# State Record Carp-any pics???



## CarpCommander (Jun 20, 2007)

Just curious, do any pics exist of our current rod/reel carp record from Paint Creek? 

It's an OLD record, but if indeed it was 50lbs at 40", I'd love to see it!


----------



## PAYARA (Apr 7, 2004)

As far as I know,there are no pics of this fish.I've always doubted
the record,for a number of reasons and will continue to do so until
I see the proof.


----------



## CarpCommander (Jun 20, 2007)

Ya, me too. Didn't wanna come right out and say that, but...

A dead even 50lbs? Maybe-it was taken before digital scales I'm sure. And the length seems a tad short for a 50lb'er, but not impossible. The thing that has me doubtful is the location mostly, and lack of a pic.


----------



## salmon king (Aug 20, 2008)

CarpCommander said:


> Ya, me too. Didn't wanna come right out and say that, but...
> 
> A dead even 50lbs? Maybe-it was taken before digital scales I'm sure. And the length seems a tad short for a 50lb'er, but not impossible. The thing that has me doubtful is the location mostly, and lack of a pic.
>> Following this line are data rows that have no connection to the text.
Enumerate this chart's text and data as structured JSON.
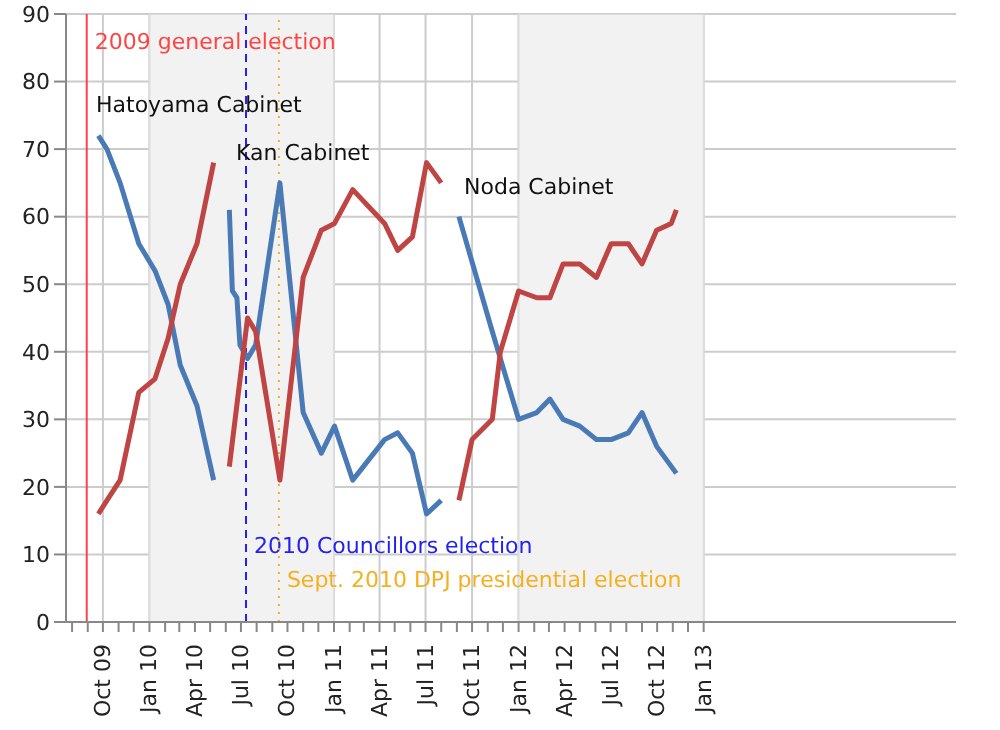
{
  "chart_data": {
    "type": "line",
    "xlim": [
      "2009-07-20",
      "2014-05-15"
    ],
    "xticks": [
      {
        "value": "2009-08",
        "label": null
      },
      {
        "value": "2009-09",
        "label": null
      },
      {
        "value": "2009-10",
        "label": "Oct 09"
      },
      {
        "value": "2009-11",
        "label": null
      },
      {
        "value": "2009-12",
        "label": null
      },
      {
        "value": "2010-01",
        "label": "Jan 10"
      },
      {
        "value": "2010-02",
        "label": null
      },
      {
        "value": "2010-03",
        "label": null
      },
      {
        "value": "2010-04",
        "label": "Apr 10"
      },
      {
        "value": "2010-05",
        "label": null
      },
      {
        "value": "2010-06",
        "label": null
      },
      {
        "value": "2010-07",
        "label": "Jul 10"
      },
      {
        "value": "2010-08",
        "label": null
      },
      {
        "value": "2010-09",
        "label": null
      },
      {
        "value": "2010-10",
        "label": "Oct 10"
      },
      {
        "value": "2010-11",
        "label": null
      },
      {
        "value": "2010-12",
        "label": null
      },
      {
        "value": "2011-01",
        "label": "Jan 11"
      },
      {
        "value": "2011-02",
        "label": null
      },
      {
        "value": "2011-03",
        "label": null
      },
      {
        "value": "2011-04",
        "label": "Apr 11"
      },
      {
        "value": "2011-05",
        "label": null
      },
      {
        "value": "2011-06",
        "label": null
      },
      {
        "value": "2011-07",
        "label": "Jul 11"
      },
      {
        "value": "2011-08",
        "label": null
      },
      {
        "value": "2011-09",
        "label": null
      },
      {
        "value": "2011-10",
        "label": "Oct 11"
      },
      {
        "value": "2011-11",
        "label": null
      },
      {
        "value": "2011-12",
        "label": null
      },
      {
        "value": "2012-01",
        "label": "Jan 12"
      },
      {
        "value": "2012-02",
        "label": null
      },
      {
        "value": "2012-03",
        "label": null
      },
      {
        "value": "2012-04",
        "label": "Apr 12"
      },
      {
        "value": "2012-05",
        "label": null
      },
      {
        "value": "2012-06",
        "label": null
      },
      {
        "value": "2012-07",
        "label": "Jul 12"
      },
      {
        "value": "2012-08",
        "label": null
      },
      {
        "value": "2012-09",
        "label": null
      },
      {
        "value": "2012-10",
        "label": "Oct 12"
      },
      {
        "value": "2012-11",
        "label": null
      },
      {
        "value": "2012-12",
        "label": null
      },
      {
        "value": "2013-01",
        "label": "Jan 13"
      }
    ],
    "ylim": [
      0,
      90
    ],
    "yticks": [
      0,
      10,
      20,
      30,
      40,
      50,
      60,
      70,
      80,
      90
    ],
    "grid": true,
    "series": [
      {
        "color": "#4a7ab5",
        "x": [
          "2009-09-22",
          "2009-10-09",
          "2009-11-04",
          "2009-12-11",
          "2010-01-12",
          "2010-02-07",
          "2010-03-03",
          "2010-04-05",
          "2010-05-08",
          "2010-05-25",
          "2010-06-08",
          "2010-06-14",
          "2010-06-23",
          "2010-06-29",
          "2010-07-14",
          "2010-07-30",
          "2010-09-16",
          "2010-11-01",
          "2010-12-07",
          "2011-01-02",
          "2011-02-07",
          "2011-04-11",
          "2011-05-07",
          "2011-06-05",
          "2011-07-03",
          "2011-08-01",
          "2011-08-20",
          "2011-09-05",
          "2011-11-10",
          "2012-01-01",
          "2012-02-06",
          "2012-03-03",
          "2012-03-29",
          "2012-05-01",
          "2012-06-03",
          "2012-07-02",
          "2012-08-05",
          "2012-09-01",
          "2012-09-30",
          "2012-11-08"
        ],
        "values": [
          72,
          70,
          65,
          56,
          52,
          47,
          38,
          32,
          21,
          null,
          61,
          49,
          48,
          41,
          39,
          41,
          65,
          31,
          25,
          29,
          21,
          27,
          28,
          25,
          16,
          18,
          null,
          60,
          43,
          30,
          31,
          33,
          30,
          29,
          27,
          27,
          28,
          31,
          26,
          22
        ]
      },
      {
        "color": "#bf4444",
        "x": [
          "2009-09-22",
          "2009-10-09",
          "2009-11-04",
          "2009-12-11",
          "2010-01-12",
          "2010-02-07",
          "2010-03-03",
          "2010-04-05",
          "2010-05-08",
          "2010-05-25",
          "2010-06-08",
          "2010-07-14",
          "2010-07-30",
          "2010-09-16",
          "2010-11-01",
          "2010-12-07",
          "2011-01-02",
          "2011-02-07",
          "2011-04-11",
          "2011-05-07",
          "2011-06-05",
          "2011-07-03",
          "2011-08-01",
          "2011-08-20",
          "2011-09-05",
          "2011-10-01",
          "2011-11-10",
          "2011-11-26",
          "2012-01-01",
          "2012-02-06",
          "2012-03-03",
          "2012-03-29",
          "2012-05-01",
          "2012-06-03",
          "2012-07-02",
          "2012-08-05",
          "2012-09-01",
          "2012-09-30",
          "2012-10-29",
          "2012-11-08"
        ],
        "values": [
          16,
          18,
          21,
          34,
          36,
          42,
          50,
          56,
          68,
          null,
          23,
          45,
          43,
          21,
          51,
          58,
          59,
          64,
          59,
          55,
          57,
          68,
          65,
          null,
          18,
          27,
          30,
          40,
          49,
          48,
          48,
          53,
          53,
          51,
          56,
          56,
          53,
          58,
          59,
          61
        ]
      }
    ],
    "bands": [
      {
        "axis": "x",
        "from": "2010-01",
        "to": "2011-01",
        "color": "#f2f2f2"
      },
      {
        "axis": "x",
        "from": "2012-01",
        "to": "2013-01",
        "color": "#f2f2f2"
      }
    ],
    "ref_lines": [
      {
        "axis": "x",
        "value": "2009-08-30",
        "label": "2009 general election",
        "color": "#ff4444",
        "line_style": "solid"
      },
      {
        "axis": "x",
        "value": "2010-07-11",
        "label": "2010 Councillors election",
        "color": "#2222ee",
        "line_style": "dashed"
      },
      {
        "axis": "x",
        "value": "2010-09-14",
        "label": "Sept. 2010 DPJ presidential election",
        "color": "#f5b020",
        "line_style": "dotted"
      }
    ],
    "annotations": [
      "Hatoyama Cabinet",
      "Kan Cabinet",
      "Noda Cabinet"
    ]
  }
}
I wonder what it was caught on.. Maybee imaginary dough balls lol


----------



## crappielooker (Apr 5, 2004)

I'm with u all as well. I would love to see the proof also. Sayin' it is one thing, seein' it would be better for sure.


----------



## crappielooker (Apr 5, 2004)

I'm with u all as well. I would love to see the proof also. Sayin' it is one thing, seein' it would be better for sure.
Greg, where have u been man? What u been up to dood??


----------



## PAYARA (Apr 7, 2004)

If there was indeed a fish of 50lbs submitted,I suspect a case
of mistaken identity...by that I mean,it was probably a buffalo
(there were no grass carp in Ohio at the time to be confused 
with)If someone today came and said they had a 50 out of Paint 
Creek Res.I'd be more inclined to believe it,but still I need visual 
proof.And by the way the reservoir didn't exist at the time this 
fish was said to be taken.

People have tried to make the argument that there is 50lb catfish
in Paint Creek (the actual creek) and there very well may be,but 
that doesn't mean that it ever produced a 50lb common carp.A
50lb carp and a 50lb catfish are worlds apart.


Ak-I'm still around dood,still fishing.....get a hold of me.


----------



## cwcarper (Apr 5, 2004)

Anything is possible - but I'm with the rest of you, more than just a bit skeptical. Too many of the older records are already questionable - throw in a fish that no one cares too much about and I could easily see a buffalo entered for the state record. Doesn't really matter either way unless someone turns up proof that can either prove or disprove the record - 50 lbs is still the target. I'm sure there are a few 50+ swimming in Ohio waters (most in Erie or its tribs) - but I don't see the record falling anytime soon.


----------



## samfishdyt (Sep 15, 2010)

I have to agree with everyone. The "State Record" carp for ohio was entered in 1967. At that time people disliked carp even more than they do now. Ask any fisherman who fishes for carp, when you tell some other fisherman about a great catch the first look is confussion. Also ask any carp fisherman who fish regularly for them what their largest catch is. If you look at the WORLD record carp is is 87? lbs, caught in Europe, where they're a prized game fish.


----------



## BassBoss (Mar 5, 2011)

I found one, a common carp 45 lbs in my old neighborhood Dead, 46ish inches long, i didnt have a tapemeasure so i used line and measured it, I couldnt get my arms around it, the thing was scaryyy.


----------



## BassBoss (Mar 5, 2011)

I think I have a spot where one thats 50+ is swimming but its private =( i gotta 30lber there two days ago.


----------



## lakota (Oct 28, 2009)

a 30 pounder has got to be a blast to land. 10 years ago my wife and I were staying in a campground in Kentucky and were cathing lots of 1-2lb bass. My wife went around the corner where I couldnt see her. About 2 minutes later she starts screaming for me to come quick I ran over there and sunning its self in the shallows was the biggest carp I have ever seen it had to be all of 5 feet long and I am not 100% positive but I think it was a common and not a grass carp. That thing looked like a small golden shark. I regretted not bringing any carp tackle on that outing.


----------



## BassBoss (Mar 5, 2011)

It was. It took me 15 minutes to net it with 10 pound test line, a few times I only had 10 feet of line left when it finished a run, it was intense


----------